Commercial DOPs from Uruguay known beyond our borders include Diego Rosenblatt and Augustín Claramunt. Proximity to Buenos Aires, just across the river, also makes it easy for us to tap into all the options available in Argentina.
Q> How about art, construction, and wardrobe in Uruguay?
AM> All can be resolved locally. We have very good art directors, construction builders, and costume designers. Working with the talented Rodrigo Martirena or Alejandra Rosasco, to name a couple Uruguayans, is always a pleasure.
Sometimes a change of mindset helps. For example, while we don’t have huge rentals for period wardrobe as in London or Los Angeles, our local teams can deliver sensationally when given reasonable timeframes. We tailor specifically for the project, but when dressing big crowds a few more days prep is best to allow for. Commercial producers take note.
Q> What are the strong and weak points of casting in Uruguay?
AM> We are a land of immigrants with a predominantly European blend that is complemented by Afro-Americans, East Asians, and those from the Indian sub-continent.
While casting Caucasians is never a problem, the pool of options for some other specific ethnic groups is not as deep as you would find in countries with more than a few million people. Nonetheless, as with DOPs, we have Buenos Aires just across the river. And its actors can work in Uruguay without the restrictions of Argentina’s talent unions.
Q> Does Uruguay have ample studio space? How about back lots?
AM> We do have some studio options that can work fine, although they are not huge.
And while we don’t have back lots for the moment, we expect to in a couple years’ time. Our partner Nico is directly involved in the development of a brand new back lot project to be constructed near Punta del Este.

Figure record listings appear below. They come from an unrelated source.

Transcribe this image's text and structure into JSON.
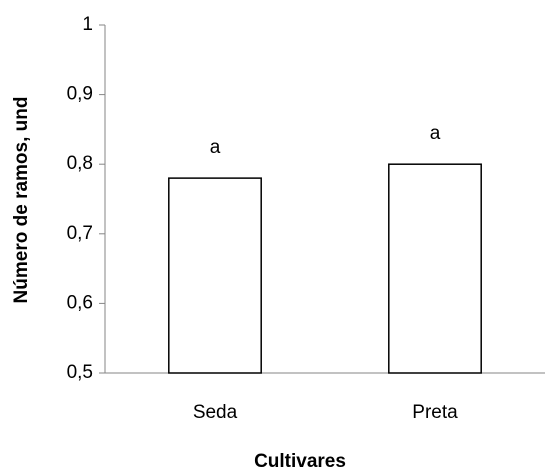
{
  "chart_data": {
    "type": "bar",
    "x_label": "Cultivares",
    "y_label": "Número de ramos, und",
    "categories": [
      "Seda",
      "Preta"
    ],
    "values": [
      0.78,
      0.8
    ],
    "annotations": [
      "a",
      "a"
    ],
    "color": "#ffffff",
    "edge_color": "#000000",
    "ylim": [
      0.5,
      1
    ],
    "yticks": [
      {
        "value": 0.5,
        "label": "0,5"
      },
      {
        "value": 0.6,
        "label": "0,6"
      },
      {
        "value": 0.7,
        "label": "0,7"
      },
      {
        "value": 0.8,
        "label": "0,8"
      },
      {
        "value": 0.9,
        "label": "0,9"
      },
      1
    ],
    "grid": false
  }
}
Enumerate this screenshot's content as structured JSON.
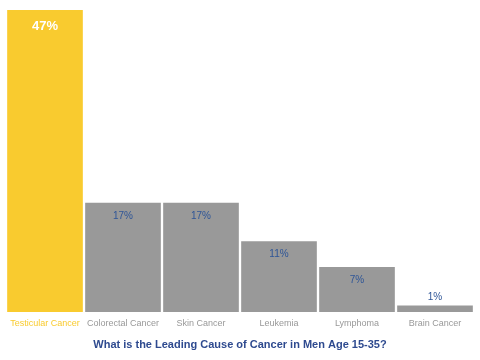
{
  "chart_data": {
    "type": "bar",
    "title": "What is the Leading Cause of Cancer in Men Age 15-35?",
    "categories": [
      "Testicular Cancer",
      "Colorectal Cancer",
      "Skin Cancer",
      "Leukemia",
      "Lymphoma",
      "Brain Cancer"
    ],
    "values": [
      47,
      17,
      17,
      11,
      7,
      1
    ],
    "value_labels": [
      "47%",
      "17%",
      "17%",
      "11%",
      "7%",
      "1%"
    ],
    "colors": [
      "#f9cb2f",
      "#999999",
      "#999999",
      "#999999",
      "#999999",
      "#999999"
    ],
    "ylim": [
      0,
      47
    ],
    "grid": false,
    "data_labels": true,
    "tick_labels": "x"
  }
}
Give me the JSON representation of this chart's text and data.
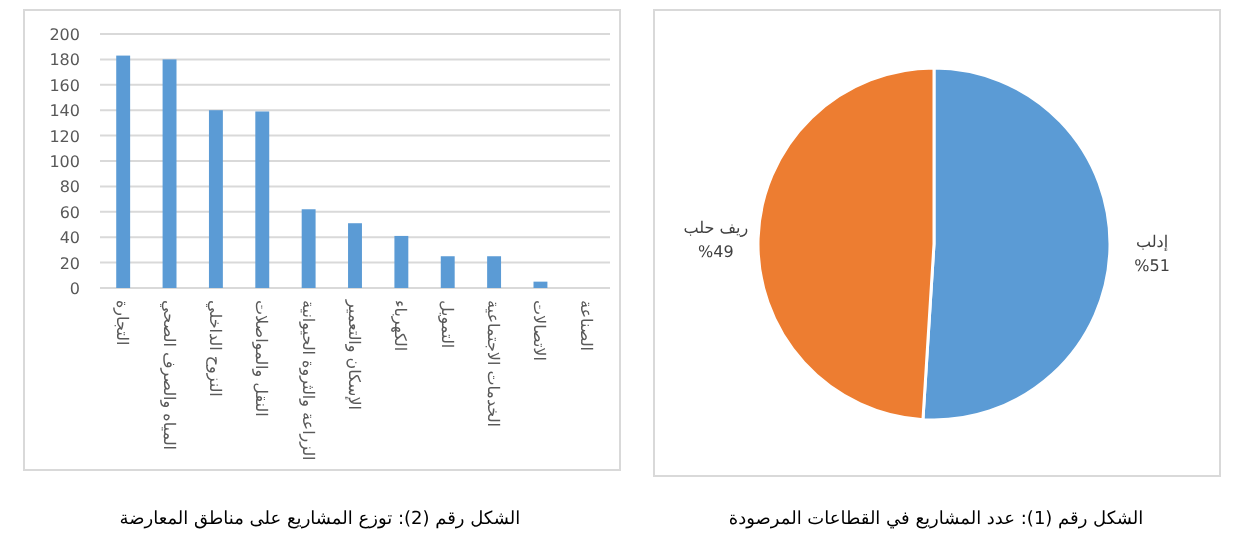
{
  "chart_data": [
    {
      "type": "pie",
      "categories": [
        "إدلب",
        "ريف حلب"
      ],
      "values": [
        51,
        49
      ],
      "value_labels": [
        "%51",
        "%49"
      ],
      "colors": [
        "#5b9bd5",
        "#ed7d31"
      ],
      "annotations": [
        "الشكل رقم (1): عدد المشاريع في القطاعات المرصودة"
      ]
    },
    {
      "type": "bar",
      "categories": [
        "التجارة",
        "المياه والصرف الصحي",
        "النزوح الداخلي",
        "النقل والمواصلات",
        "الزراعة والثروة الحيوانية",
        "الإسكان والتعمير",
        "الكهرباء",
        "التمويل",
        "الخدمات الاجتماعية",
        "الاتصالات",
        "الصناعة"
      ],
      "values": [
        183,
        180,
        140,
        139,
        62,
        51,
        41,
        25,
        25,
        5,
        0
      ],
      "color": "#5b9bd5",
      "ylim": [
        0,
        200
      ],
      "yticks": [
        0,
        20,
        40,
        60,
        80,
        100,
        120,
        140,
        160,
        180,
        200
      ],
      "grid": "y",
      "annotations": [
        "الشكل رقم (2): توزع المشاريع على مناطق المعارضة"
      ]
    }
  ]
}
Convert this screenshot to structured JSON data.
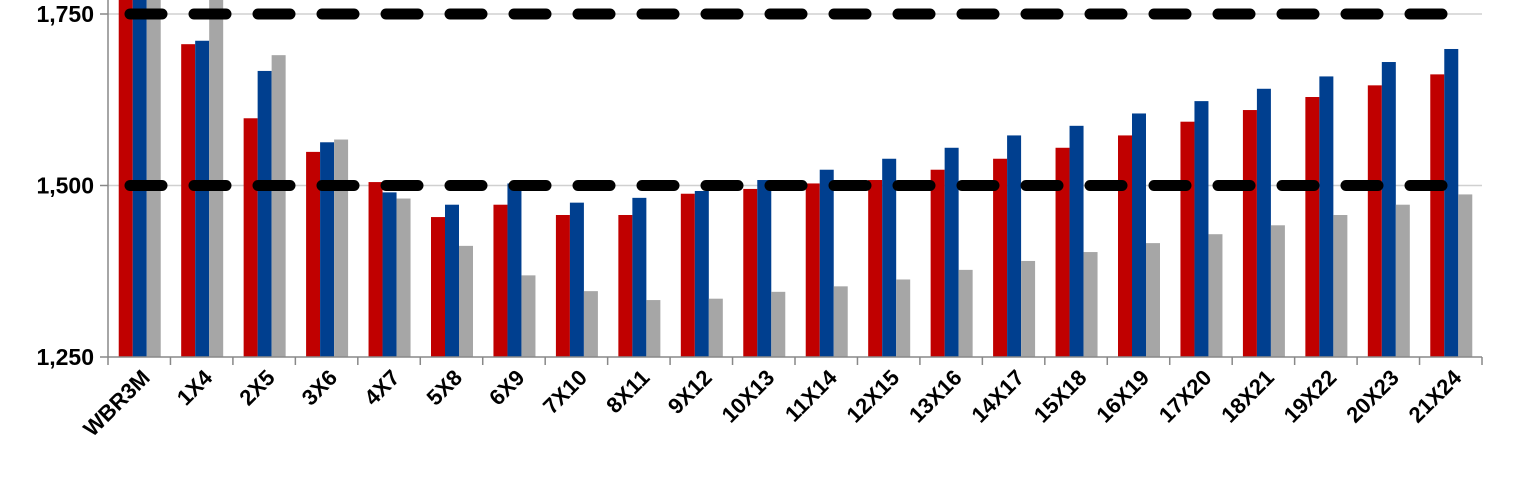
{
  "chart_data": {
    "type": "bar",
    "categories": [
      "WBR3M",
      "1X4",
      "2X5",
      "3X6",
      "4X7",
      "5X8",
      "6X9",
      "7X10",
      "8X11",
      "9X12",
      "10X13",
      "11X14",
      "12X15",
      "13X16",
      "14X17",
      "15X18",
      "16X19",
      "17X20",
      "18X21",
      "19X22",
      "20X23",
      "21X24"
    ],
    "series": [
      {
        "color": "#c00000",
        "values": [
          1790,
          1706,
          1598,
          1549,
          1505,
          1454,
          1472,
          1457,
          1457,
          1488,
          1495,
          1503,
          1508,
          1523,
          1539,
          1555,
          1573,
          1593,
          1610,
          1629,
          1646,
          1662
        ]
      },
      {
        "color": "#003f8f",
        "values": [
          1790,
          1711,
          1667,
          1563,
          1490,
          1472,
          1503,
          1475,
          1482,
          1492,
          1508,
          1523,
          1539,
          1555,
          1573,
          1587,
          1605,
          1623,
          1641,
          1659,
          1680,
          1699
        ]
      },
      {
        "color": "#a6a6a6",
        "values": [
          1790,
          1790,
          1690,
          1567,
          1481,
          1412,
          1369,
          1346,
          1333,
          1335,
          1345,
          1353,
          1363,
          1377,
          1390,
          1403,
          1416,
          1429,
          1442,
          1457,
          1472,
          1487
        ]
      }
    ],
    "reference_lines": [
      1750,
      1500
    ],
    "y_ticks": [
      "1,250",
      "1,500",
      "1,750"
    ],
    "ylim": [
      1250,
      1768
    ],
    "grid": true
  }
}
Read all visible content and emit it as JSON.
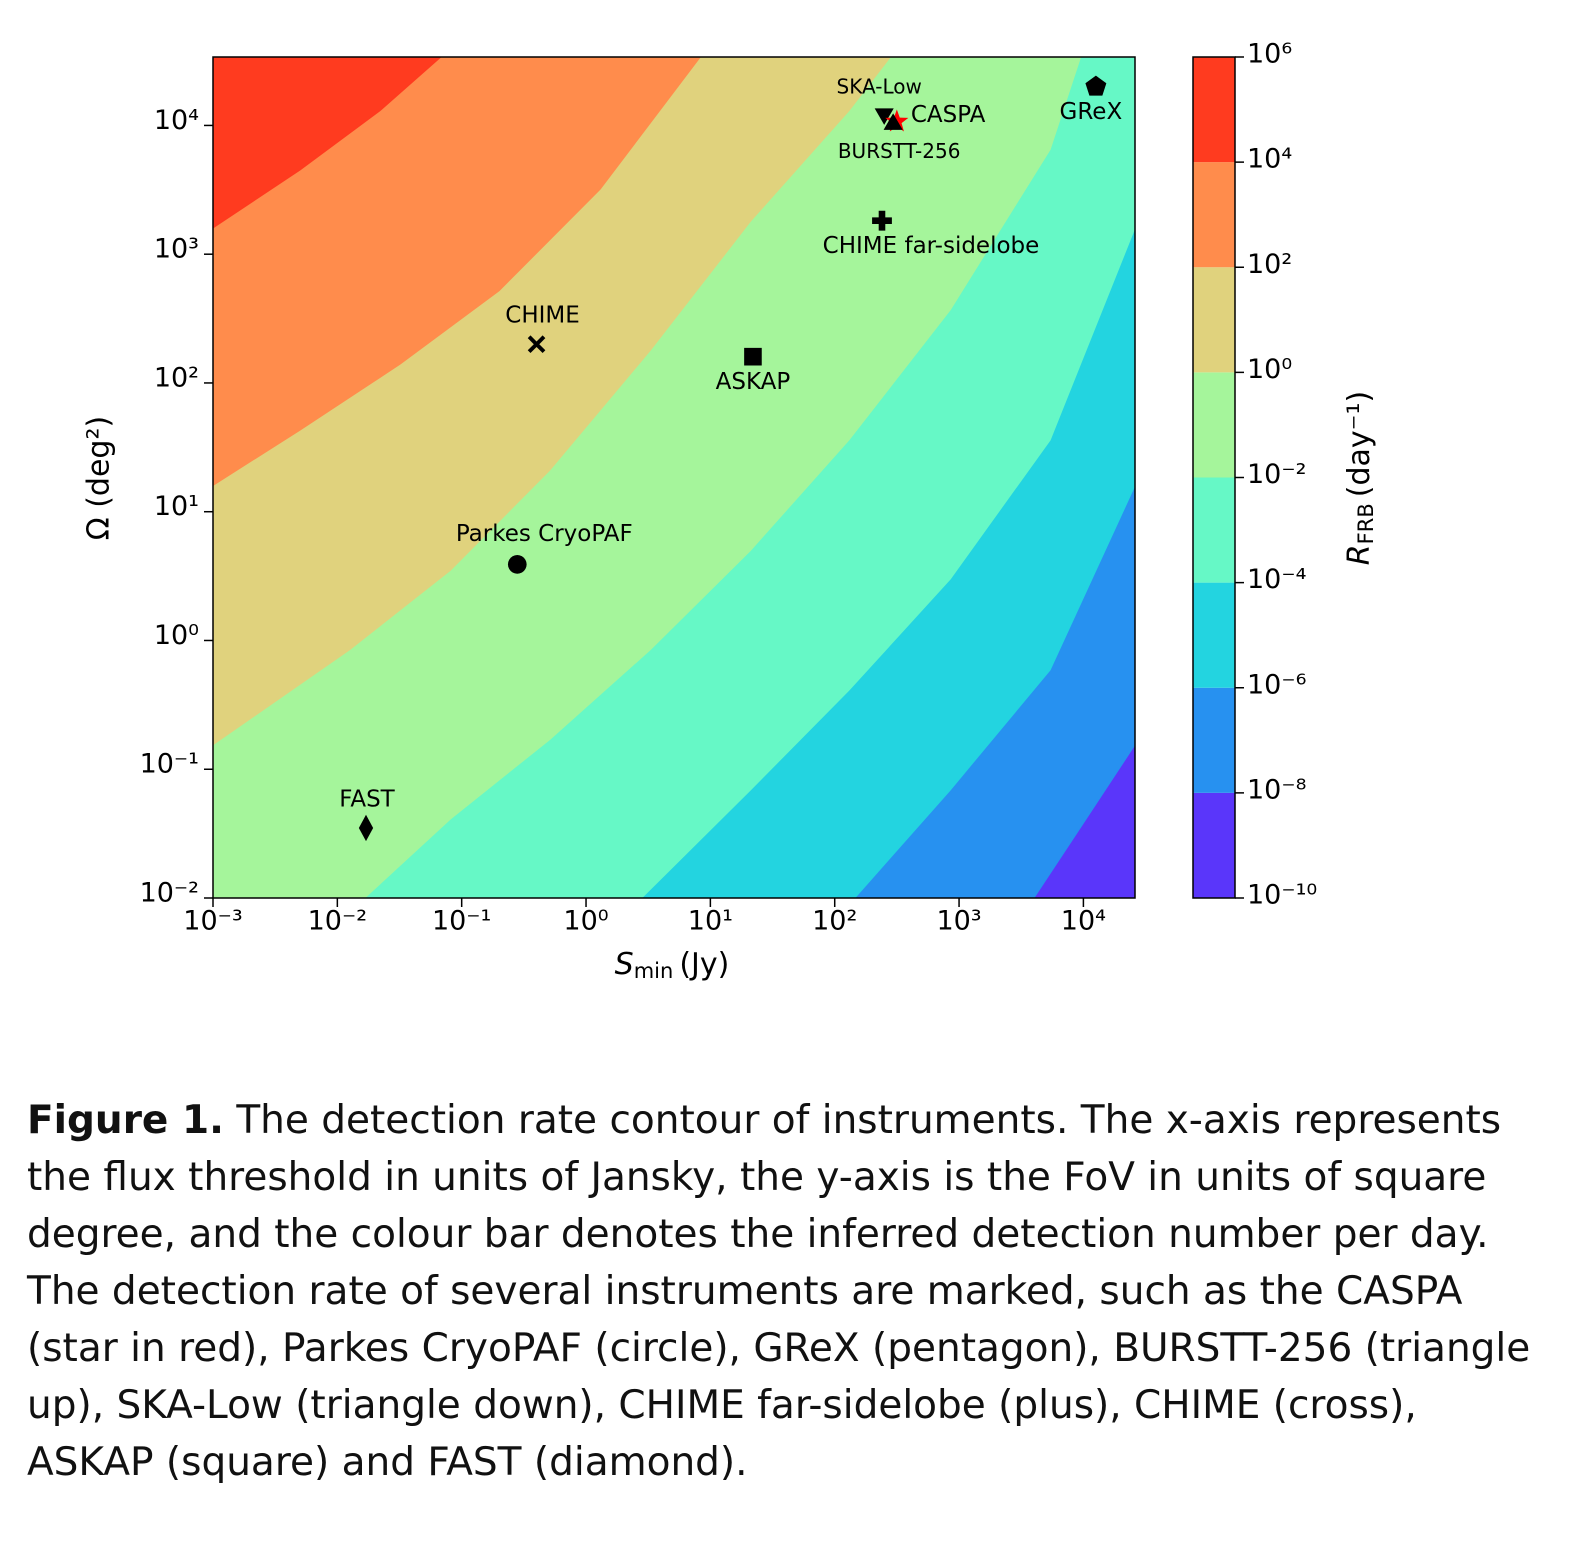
{
  "chart_data": {
    "type": "contour",
    "xlabel": {
      "symbol": "S",
      "subscript": "min",
      "unit": "(Jy)"
    },
    "ylabel": "Ω (deg²)",
    "colorbar_label": {
      "symbol": "R",
      "subscript": "FRB",
      "unit": "(day⁻¹)"
    },
    "xscale": "log",
    "yscale": "log",
    "xlim": [
      0.001,
      26000
    ],
    "ylim": [
      0.01,
      34000
    ],
    "xticks": [
      {
        "value": 0.001,
        "label": "10⁻³"
      },
      {
        "value": 0.01,
        "label": "10⁻²"
      },
      {
        "value": 0.1,
        "label": "10⁻¹"
      },
      {
        "value": 1,
        "label": "10⁰"
      },
      {
        "value": 10,
        "label": "10¹"
      },
      {
        "value": 100,
        "label": "10²"
      },
      {
        "value": 1000,
        "label": "10³"
      },
      {
        "value": 10000,
        "label": "10⁴"
      }
    ],
    "yticks": [
      {
        "value": 0.01,
        "label": "10⁻²"
      },
      {
        "value": 0.1,
        "label": "10⁻¹"
      },
      {
        "value": 1,
        "label": "10⁰"
      },
      {
        "value": 10,
        "label": "10¹"
      },
      {
        "value": 100,
        "label": "10²"
      },
      {
        "value": 1000,
        "label": "10³"
      },
      {
        "value": 10000,
        "label": "10⁴"
      }
    ],
    "levels": [
      {
        "value": 1e-10,
        "label": "10⁻¹⁰"
      },
      {
        "value": 1e-08,
        "label": "10⁻⁸"
      },
      {
        "value": 1e-06,
        "label": "10⁻⁶"
      },
      {
        "value": 0.0001,
        "label": "10⁻⁴"
      },
      {
        "value": 0.01,
        "label": "10⁻²"
      },
      {
        "value": 1,
        "label": "10⁰"
      },
      {
        "value": 100,
        "label": "10²"
      },
      {
        "value": 10000,
        "label": "10⁴"
      },
      {
        "value": 1000000,
        "label": "10⁶"
      }
    ],
    "colors": [
      "#5a36fa",
      "#2791f0",
      "#23d4e0",
      "#66f8c6",
      "#a5f59b",
      "#e0d27d",
      "#ff8c4c",
      "#ff3b1f"
    ],
    "contours": [
      {
        "level": 1e-08,
        "x": [
          4000,
          10500,
          26000
        ],
        "y": [
          0.01,
          0.041,
          0.155
        ]
      },
      {
        "level": 1e-06,
        "x": [
          145,
          850,
          5400,
          26000
        ],
        "y": [
          0.01,
          0.069,
          0.59,
          16
        ]
      },
      {
        "level": 0.0001,
        "x": [
          2.8,
          21,
          130,
          850,
          5400,
          26000
        ],
        "y": [
          0.01,
          0.069,
          0.41,
          3,
          36,
          1600
        ]
      },
      {
        "level": 0.01,
        "x": [
          0.0166,
          0.081,
          0.51,
          3.3,
          21,
          130,
          850,
          5400,
          9500
        ],
        "y": [
          0.01,
          0.041,
          0.17,
          0.85,
          5,
          36,
          370,
          6500,
          34000
        ]
      },
      {
        "level": 1,
        "x": [
          0.001,
          0.0126,
          0.081,
          0.51,
          3.3,
          21,
          130,
          280
        ],
        "y": [
          0.155,
          0.85,
          3.5,
          21,
          180,
          1800,
          13000,
          34000
        ]
      },
      {
        "level": 100,
        "x": [
          0.001,
          0.005,
          0.032,
          0.2,
          1.3,
          8.3
        ],
        "y": [
          16,
          43,
          140,
          520,
          3200,
          34000
        ]
      },
      {
        "level": 10000,
        "x": [
          0.001,
          0.005,
          0.022,
          0.068
        ],
        "y": [
          1600,
          4500,
          13000,
          34000
        ]
      }
    ],
    "instruments": [
      {
        "name": "SKA-Low",
        "marker": "triangle-down",
        "color": "#000000",
        "x": 250,
        "y": 12300
      },
      {
        "name": "CASPA",
        "marker": "star",
        "color": "#ff0000",
        "x": 316,
        "y": 10700
      },
      {
        "name": "BURSTT-256",
        "marker": "triangle-up",
        "color": "#000000",
        "x": 295,
        "y": 10200
      },
      {
        "name": "GReX",
        "marker": "pentagon",
        "color": "#000000",
        "x": 12600,
        "y": 20000
      },
      {
        "name": "CHIME far-sidelobe",
        "marker": "plus",
        "color": "#000000",
        "x": 240,
        "y": 1820
      },
      {
        "name": "CHIME",
        "marker": "cross",
        "color": "#000000",
        "x": 0.4,
        "y": 200
      },
      {
        "name": "ASKAP",
        "marker": "square",
        "color": "#000000",
        "x": 22,
        "y": 160
      },
      {
        "name": "Parkes CryoPAF",
        "marker": "circle",
        "color": "#000000",
        "x": 0.28,
        "y": 3.9
      },
      {
        "name": "FAST",
        "marker": "diamond",
        "color": "#000000",
        "x": 0.017,
        "y": 0.035
      }
    ]
  },
  "caption": {
    "label": "Figure 1.",
    "text": "The detection rate contour of instruments. The x-axis represents the flux threshold in units of Jansky, the y-axis is the FoV in units of square degree, and the colour bar denotes the inferred detection number per day. The detection rate of several instruments are marked, such as the CASPA (star in red), Parkes CryoPAF (circle), GReX (pentagon), BURSTT-256 (triangle up), SKA-Low (triangle down), CHIME far-sidelobe (plus), CHIME (cross), ASKAP (square) and FAST (diamond)."
  }
}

Q> Does your country have any tricky production requisites we need to know about?
AM> Not really. Uruguay is shoot-friendly & service-oriented through and through.
No visa is required for Latin American, North American, European, Australian, New Zealand, nor Japanese citizens. The temporary admission of foreign assets or equipment is expedient, but it should be handled by our team, since under Uruguay legislation the local company is legally liable.
Permits are fast and movements are easy. There are specific protocols for shooting in Protected Areas - our DINAMA (Bio Ecological Preservation Office) can be bureaucratic – but we know how to manage the paperwork to ensure a stress-free experience.
Q> What local delicacies or traditions do visitors enjoy during their stay in Uruguay?
AM> This is a cowboy country with amazing beaches and divine meat so there’s nothing like our BBQs. The wood we use and the “love” we put into the fire is ritual-like. A sort of tribal energy emanates from the experience.
Although Uruguayan national dishes are built around beef, mixed salads, and red wine, Italian pasta is also very popular. As a matter of fact, a very good Italian Director (and friend) told me once that the al dente spaghettis he had here were amongst the best he'd had in his life...as in the best Italian trattoria.
Same happens with our extra virgin olive oils of outstanding quality. They can’t compete with the marketing machine behind some Spanish or Italian brands, but they are just as good or even better!
If in town for the beginning of Carnaval in February, Las Llamadas (the Callings) is a 2-3 day drum parade like no other. Or take a walk on the promenade most anytime and enjoy an impromptu tango.
Gaucho culture is alive and well in leather works and the mate infusion that packs a dose of nutrients and caffeine. No better way to gear up for another great shoot day in Uruguay.